Resort sprawiedliwości będzie drobiazgowo sprawdzał każdą uchwałę izb notarialnych o odmowie wydania zaświadczenia o odbyciu aplikacji notarialnej. To reakcja na praktyki rejentów, jakie DGP opisał na początku tygodnia.
Niektóre z izb odmawiają wydawania zaświadczeń o odbyciu aplikacji osobom, które podczas trwającej 2 lata i 6 miesięcy nauki zawodu nie zdały któregoś kolokwium. Brak zaświadczenia uniemożliwia podejście do wrześniowego egzaminu zawodowego. Problem dotyczy ponad stu osób.
Zdaniem MS ani z rozporządzenia w sprawie organizacji aplikacji notarialnej, ani tym bardziej z ustawy – Prawo o notariacie (t.j. Dz.U. z 2008 r. nr 189, poz. 1158 z późn. zm.) nie wynika obowiązek zdawania testów. Liczy się egzamin.
– Zażądaliśmy przesłania wszystkich uchwał o odmowie wydania zaświadczeń i będziemy sprawdzać ich prawidłowość – deklaruje Michał Królikowski, wiceminister sprawiedliwości.
Minister sprawiedliwości Jarosław Gowin zapowiedział wczoraj w PAP, że po analizie uchwał podejmie decyzję w sprawie ewentualnych postępowań dyscyplinarnych wobec szefów izb. Notariusze są rozgoryczeni.
– To sytuacja bezprecedensowa. Minister chce karać notariuszy za złe prawo – oburza się notariusz Joanna Greguła, rzecznik prasowy Krajowej Rady Notarialnej.
Podkreśla, że grożenie postępowaniami dyscyplinarnymi jest nieuzasadnione.
– W uchwale KRN z września 2009 r., którą resort zatwierdził, czytamy: wykonanie przez aplikanta obowiązków objętych programem uprawnia go do uzyskania zaświadczenia o odbyciu aplikacji. Notariat jest krytykowany za to, że nie chce dopuścić do egzaminu osób, które nie wywiązały się z obowiązków aplikanta lub nie zaliczyły kolokwiów – argumentuje Greguła.

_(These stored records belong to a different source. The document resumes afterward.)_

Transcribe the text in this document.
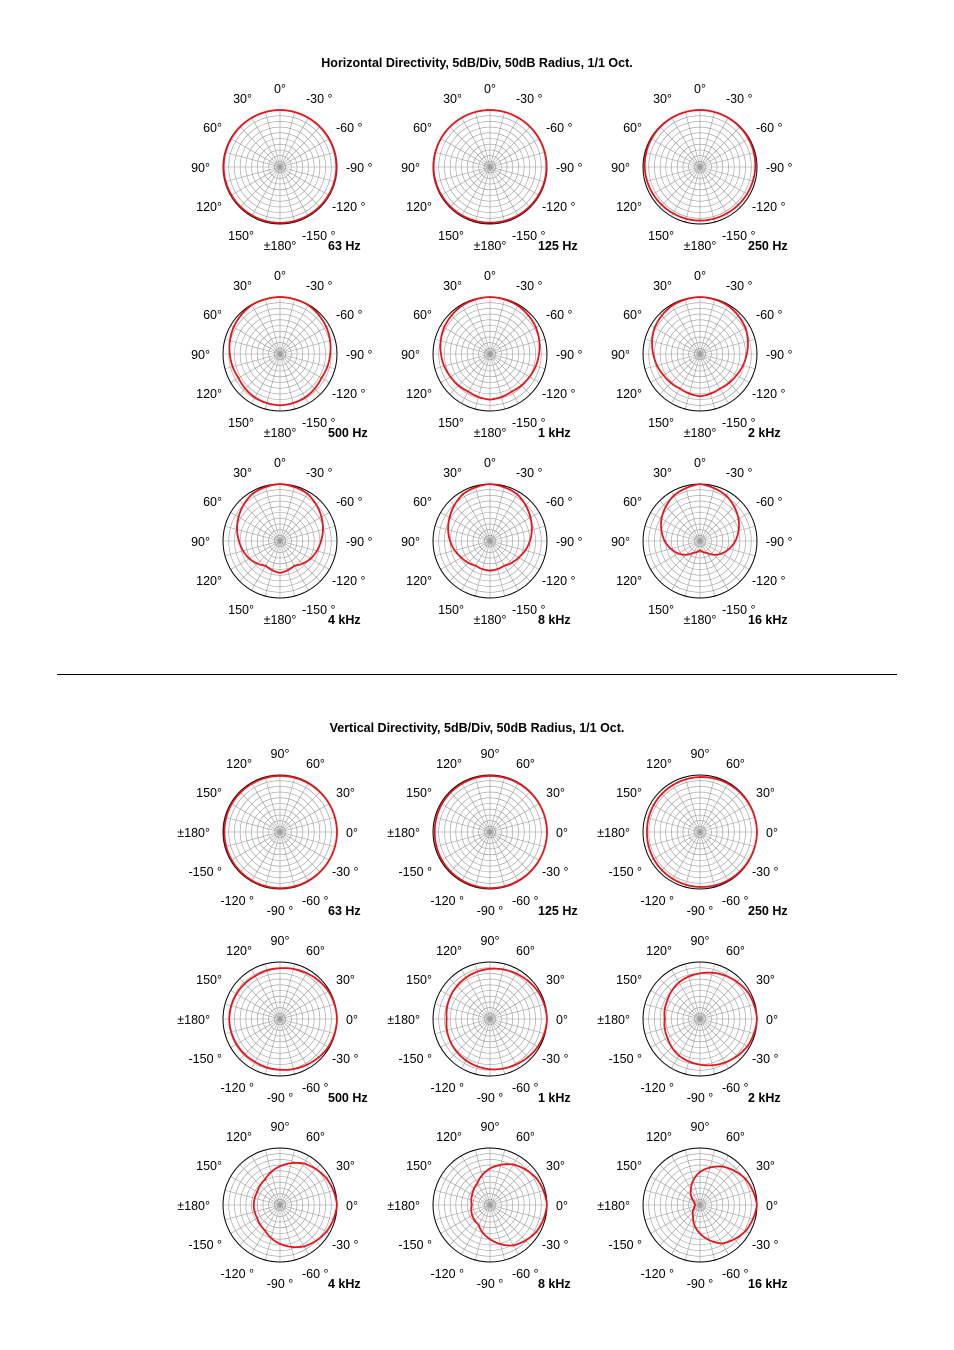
Horizontal Directivity, 5dB/Div, 50dB Radius, 1/1 Oct.
Vertical Directivity, 5dB/Div, 50dB Radius, 1/1 Oct.
0°
30°	-30 °
60°	-60 °
90°	-90 °
120°	-120 °
150°	-150 °
±180°	63 Hz
0°
30°	-30 °
60°	-60 °
90°	-90 °
120°	-120 °
150°	-150 °
±180°	125 Hz
0°
30°	-30 °
60°	-60 °
90°	-90 °
120°	-120 °
150°	-150 °
±180°	250 Hz
0°
30°	-30 °
60°	-60 °
90°	-90 °
120°	-120 °
150°	-150 °
±180°	500 Hz
0°
30°	-30 °
60°	-60 °
90°	-90 °
120°	-120 °
150°	-150 °
±180°	1 kHz
0°
30°	-30 °
60°	-60 °
90°	-90 °
120°	-120 °
150°	-150 °
±180°	2 kHz
0°
30°	-30 °
60°	-60 °
90°	-90 °
120°	-120 °
150°	-150 °
±180°	4 kHz
0°
30°	-30 °
60°	-60 °
90°	-90 °
120°	-120 °
150°	-150 °
±180°	8 kHz
0°
30°	-30 °
60°	-60 °
90°	-90 °
120°	-120 °
150°	-150 °
±180°	16 kHz
90°
120°	60°
150°	30°
±180°	0°
-150 °	-30 °
-120 °	-60 °
-90 °	63 Hz
90°
120°	60°
150°	30°
±180°	0°
-150 °	-30 °
-120 °	-60 °
-90 °	125 Hz
90°
120°	60°
150°	30°
±180°	0°
-150 °	-30 °
-120 °	-60 °
-90 °	250 Hz
90°
120°	60°
150°	30°
±180°	0°
-150 °	-30 °
-120 °	-60 °
-90 °	500 Hz
90°
120°	60°
150°	30°
±180°	0°
-150 °	-30 °
-120 °	-60 °
-90 °	1 kHz
90°
120°	60°
150°	30°
±180°	0°
-150 °	-30 °
-120 °	-60 °
-90 °	2 kHz
90°
120°	60°
150°	30°
±180°	0°
-150 °	-30 °
-120 °	-60 °
-90 °	4 kHz
90°
120°	60°
150°	30°
±180°	0°
-150 °	-30 °
-120 °	-60 °
-90 °	8 kHz
90°
120°	60°
150°	30°
±180°	0°
-150 °	-30 °
-120 °	-60 °
-90 °	16 kHz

Z informacji uzyskanych w resorcie wynika, że podczas wtorkowego spotkania z przedstawicielami izb z Krakowa, Szczecina, Białegostoku oraz Gdańska część prezesów zobowiązała się do podjęcia uchwał w sprawie wydawania zaświadczeń osobom, którym powinęła się noga podczas aplikacyjnych kolokwiów.
– Izby są autonomiczne. Źródłem problemów jest złe prawo: izby interpretują je różnie, bo przepisy nie są jednoznaczne. Dlatego dokonują wykładni, która może prowadzić do różnych wniosków. Celem szkolenia jest rzetelne przygotowanie do wykonywania zawodu zaufania publicznego, a nie wydanie zaświadczeń – dodaje Greguła.
Wtorkowe spotkanie nie zaowocowało konsensusem w sprawie okresu trwania aplikacji. Zgodnie ze stanowiskiem MS aplikacja powinna zaczynać się 1 stycznia i trwać 2 lata i 6 miesięcy. Notariusze podkreślali, że okres ten powinno się liczyć, uwzględniając czas pozostawania aplikanta w stosunku pracy i pod patronatem.
Na przesyłanych do resortu listach osób, które odbyły aplikację, zabrakło więc tych, którym np. wyznaczono patrona po 1 stycznia.